MP formulation for sustained release of NAMPTis shows selective in vitro activity against IDH-mutated cells. SEM revealed (A) drug crystals in the formulation with highest drug loading and (B) pure MP composition in a formulation with 4.5% drug loading. (C) Mean particle size is 3.4 ± 1.6 μm as measured by SEM imaging followed by processing by ImageJ software. (D) GMX-1778 MPs were dispersed in artificial cerebrospinal fluid and placed at 37 °C. At various time points, the particles were separated by centrifugation (1,500 × g for 10 min). The supernatant was collected for HPLC analysis, and the particles were suspended in fresh release medium. Data are represented as mean ± SD (n = 3). (E) Treatment of MGG152, an IDH1 R132H-mutated human glioma cell line, with MPs containing a total of 1 µM GMX-1778 or 1 µM FK866 reveals a time-dependent decrease in cell viability compared with cells treated with similarly prepared compound-free MPs over 72 h (96.3 ± 0.2% for GMX-1778, n = 3 and 80.5 ± 3.4% for FK866, n = 3).

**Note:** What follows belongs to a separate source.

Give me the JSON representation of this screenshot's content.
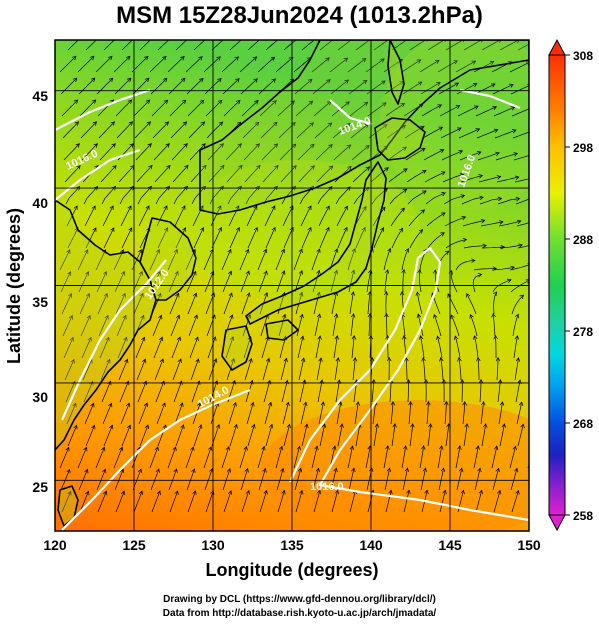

HPLC analysis of GMX-1778 in the media of cells treated with the sustained release MP formulation revealed concentrations of 40.4 ± 2.3 nM at 24 h and 63.8 ± 3.7 nM at 72 h. (F) The time-dependent activity of the GMX-1778 MP formulation was noted in an additional IDH1 R132C-mutated chondrosarcoma cell line HT1080 (red; n = 3) and IDH1 R132H-mutated glioma cell line MGG119 (brown) compared with the IDH wild-type glioblastoma cell lines U87 (dark blue; n = 3) and Hs683 (light blue; n = 3). mt, mutant; wt, wild type.

Fig. 4.

Method for detection of recurrent mutations noted in glioma allows for rapid molecular genotyping to guide intraoperative decision for use of targeted local therapy. (A) The rapid genotyping assay utilizes Taqman-based probes for fluorescence-based detection of mutant alleles with clamping of the wild-type allele amplicon via peptide nucleic acid oligonucleotides, allowing for detection of tumor variants to an allelic fraction of 1% within 30 min. (B) Validation of genotyping assay correlates mutation call for IDH1 R132, TERT promoter variants, H3F3A K27M, and BRAF V600E in 87 brain tumor specimens from a clinically annotated database. EGFR, epidermal growth factor receptor; GBM, glioblastoma; IHC, immunohistochemistry; MET, tyrosine-protein kinase Met; MGMT, O6-methylguanine DNA methyltransferase; PNA, peptide nucleic acid; Rn, normalized reporter value.

Fig. 5.

Intratumoral implantation of sustained release MP formulation shows in vivo activity and increased survival in IDH-mutated orthotopic model. (A) To assess in vivo activity of MP formulation, U87- or MGG152-expressing luciferase (2 × 10⁵ cells) was intracerebrally implanted in SCID mice. Bioluminescence imaging was performed 15 d after implantation to establish a baseline. MPs containing a mass of GMX-1778 to reach a concentration of 5 µM in a sphere with radius 2 mm were implanted at that time point. Bioluminescence imaging was performed on a weekly basis. No significant difference in survival was noted with GMX-1778 MP implantation in the IDH wild-type U87 glioblastoma orthotopic model (n = 4 for blank and n = 5 for GMX-1778 MPs). PLGA, poly(lactide-coglycolide). GMX-1778 MPs (B) significantly decreased tumor growth and (C) increased survival in the orthotopic MGG152 model (58.5 d, n = 6 for blank vs. 79.0 d, n = 8 for GMX-1778 MPs; P < 0.01; Cox proportional hazard ratio). wt, wild type.